Bernhard Goliasch, head of group raw materials supply for Austria-based RHI AG, responded to Nicolotopoulos that although magnesia prices may currently be in decline, this situation could not be expected to continue.

“Exports might be down at the moment, but when exports [and demand] go back up, so will prices,” he said.

“For vertical integration, we need to have a long brief. In the long run, China will not keep prices down - I am 100% certain,” Goliasch added.

He also warned that the industry needed to be prepared for sudden supply chain disruption in the future. “We all remember 2008 [when prices spiked]. I do not know when it will come again, but I am sure it will.”

He also noted that RHI has been producing raw materials in Turkey for over 50 years, so further capacity expansion in the country was a practical move for the group.



Sourcing quality

In response to the question of whether the industry needs to source better quality magnesia, Jim Piraino, vice president for industrial sales at the Brazilian manufacturer Magnesita, said that his company’s mine in Brumado, Brazil, was justified by its capacity to produce superlative material.

“We believe that our DBM is better than any of the Chinese MgOs (...) and for a large part of the world, it makes sense to bring material from Brazil,” he said.

This point was bolstered by the argument put forward by Fotis Kandianis, managing director of Magnacom SA, who pointed out that there is a shortage of high grade magnesia.

“China’s goal is to achieve high quality steel and the goal in the rest of the world is to achieve very high quality, clean steel; this requires high grade raw materials,” he said.

Kandianis cautioned, however, that even the highest quality magnesia products could not expect to command significantly inflated prices in the current market.

“Raw material demand in China at the moment is moderate. It is weak (...) [Today’s] magnesia demand does not justify higher prices, excepting that production costs are increasing,” he said.

Pedro Munroz Rodriguez, MgO sales manager for the Mexican company, Servicios Administrativos Penoles, noted that the major driving force behind designations of criticality for magnesia was supply concentration in China.

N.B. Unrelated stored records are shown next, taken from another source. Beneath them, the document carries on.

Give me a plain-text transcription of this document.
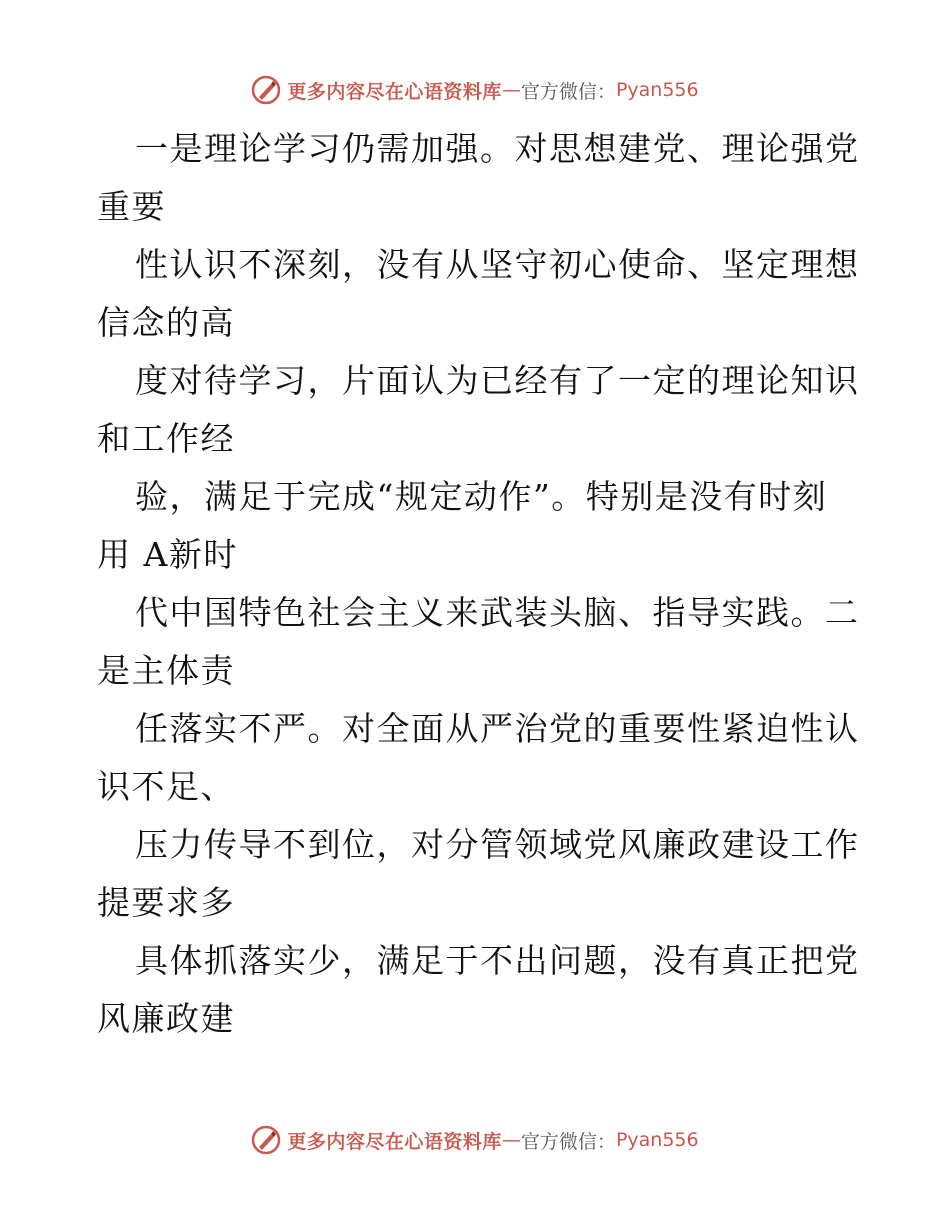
更多内容尽在心语资料库 — 官方微信： Pyan556
一是理论学习仍需加强。对思想建党、理论强党
重要
性认识不深刻，没有从坚守初心使命、坚定理想
信念的高
度对待学习，片面认为已经有了一定的理论知识
和工作经
验，满足于完成“规定动作”。特别是没有时刻
用 A新时
代中国特色社会主义来武装头脑、指导实践。二
是主体责
任落实不严。对全面从严治党的重要性紧迫性认
识不足、
压力传导不到位，对分管领域党风廉政建设工作
提要求多
具体抓落实少，满足于不出问题，没有真正把党
风廉政建
更多内容尽在心语资料库 — 官方微信： Pyan556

He agreed with Nicoletopoulos that supply security was a major justification for creating new sources of magnesite outside China, highlighting the importance of both Turkey and Brazil as increasingly important producers.

However, as Kandianis pointed out, the industry should not expect supply diversity to be accompanied by cheaper production or shipping costs, warning that these are likely to increase in future.

“There is a big difference in shipping costs between shipping from the Far East to Europe and shipping back the other way,” he said. “This is because the containers are going back empty (É) freight rates are unlikely to go down, it is more probable that they will go up,” he added.